Faith and Work: Vocation of the Business Leader

This post comes from UST's John A. Ryan Institute, which explores the relationship between the Catholic social tradition and business theory and practice by fostering a deeper integration of faith and work.

Friday, Cardinal Peter Turkson, president of the Pontifical Council for Justice and Peace, presented Vocation of the Business Leader: A Reflection, at the XXIV UNIAPAC World Congress in Lyon, France.

Speaking to 2000 Christian businesspeople, Cardinal Turkson noted the common malady that afflicts many, particularly businesspeople: a tendency to separate one's faith from one's work. This leads to the modern affliction of a divided life. Citing the desire of the Church to help businesspeople live out their professional lives fruitfully for the common good, the Cardinal evoked the Church's social doctrine, with its desire to implement its principles in the concrete.

The 30-page reflection had its beginning at an international seminar of business leaders and scholars in Rome, 24-26 February 2011, entitled, "Caritas in Veritate: The Logic of Gift and the Meaning of Business". In the light of the lively exchanges, participants resolved to write a handbook or guide for business men and women and business educators, to address the important role of vocation for the business leader in today's global economy and the contribution of the Church's social principles for the modern corporation.

Cardinal Turkson explained, "The Vocation of the Business Leader, fulfils its purpose of being a helpful guide to business leaders seeking to grow in the virtue of charity as befits their vocation... The book covers three constitutive, interconnected moments of the process of discernment: seeing, judging and acting."

Seeing focuses on how one interprets the "signs of the times" with special attention to the transformative developments of globalisation, communications technologies, financialisation, and cultural trends.

Judging "prepares entrepreneurs to make sound judgments with enduring principles within the complex reality of the world of business. They are given as 'lighthouses' two fundamental principles of the social doctrine of the Church: human dignity and the common good," The document also focuses on six social principles and their practical relation to business (see below).

Acting calls for action, the integration of the aforementioned principles into one's ordinary working-life.
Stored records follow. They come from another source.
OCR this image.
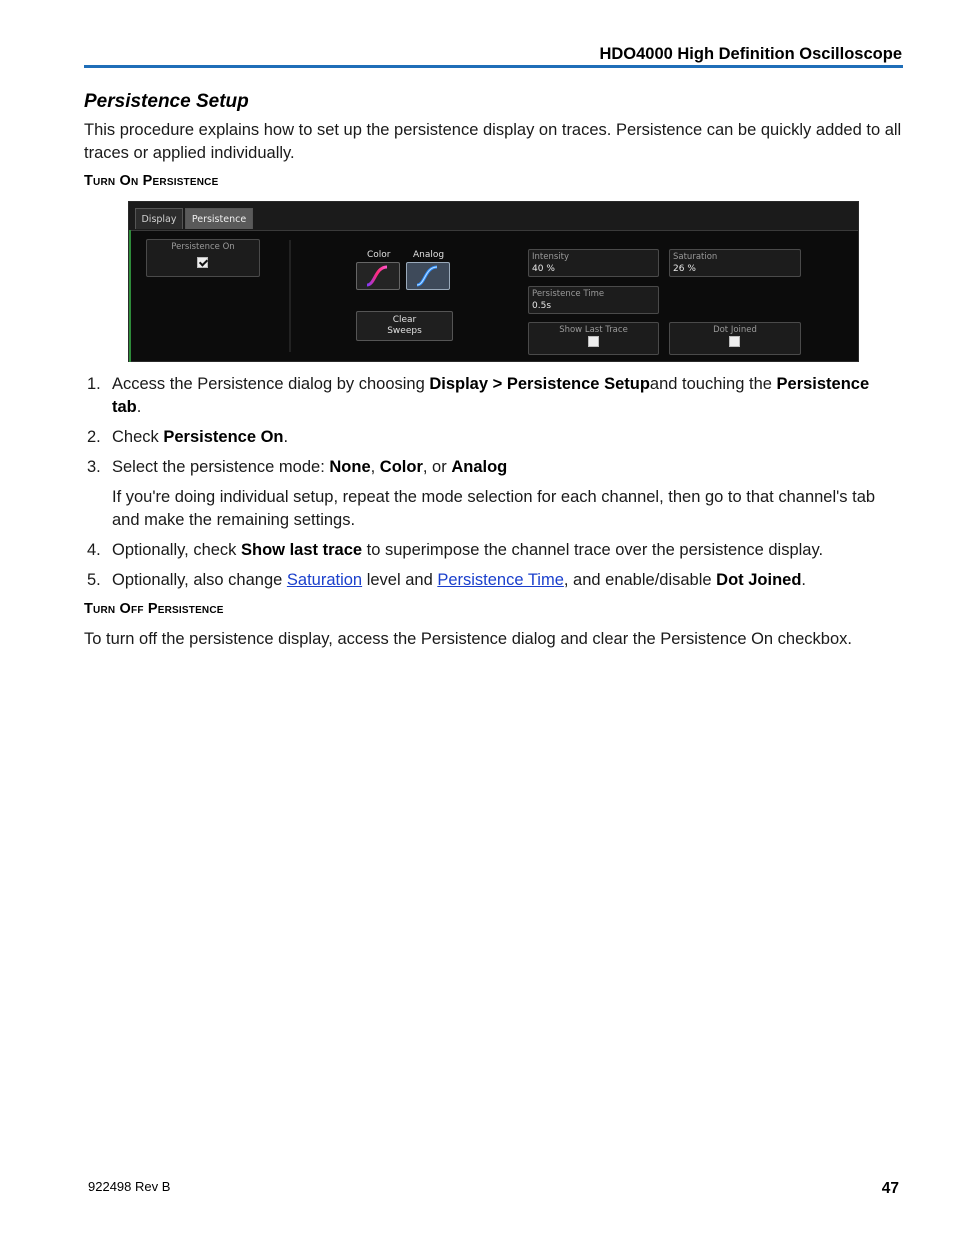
HDO4000 High Definition Oscilloscope
Persistence Setup
This procedure explains how to set up the persistence display on traces. Persistence can be quickly added to all traces or applied individually.
Turn On Persistence
Display	Persistence
Persistence On
Color	Analog
Clear
Sweeps
Intensity
40 %
Saturation
26 %
Persistence Time
0.5s
Show Last Trace	Dot Joined
1. Access the Persistence dialog by choosing Display > Persistence Setupand touching the Persistence tab.
2. Check Persistence On.
3. Select the persistence mode: None, Color, or Analog
If you're doing individual setup, repeat the mode selection for each channel, then go to that channel's tab and make the remaining settings.
4. Optionally, check Show last trace to superimpose the channel trace over the persistence display.
5. Optionally, also change Saturation level and Persistence Time, and enable/disable Dot Joined.
Turn Off Persistence
To turn off the persistence display, access the Persistence dialog and clear the Persistence On checkbox.
922498 Rev B	47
"The crisis that we have been experiencing for the last three years," Cardinal Turkson explained, "is of course due to technical errors and lack of accountability, but also moral failures like greed and the sway of ideologies -foremost among these, an economic liberalism that spurns rules and controls. This the Holy Father sums up as a fundamentally moral and ultimately anthropological crisis.

So when The Vocation calls for "producing goods and services that meet genuine human needs...organising productive and meaningful work recognising the human dignity" of everyone involved, and "using resources wisely to create both profit and well-being, then obviously a turn-about is urgently needed and a very real change in gears."

"The Church does not relinquish the hope," affirmed the Cardinal in the book's preface, "that Christian business leaders will, despite the present darkness, restore trust, inspire hope, and keep burning the light of faith that fuels their daily pursuit of the good."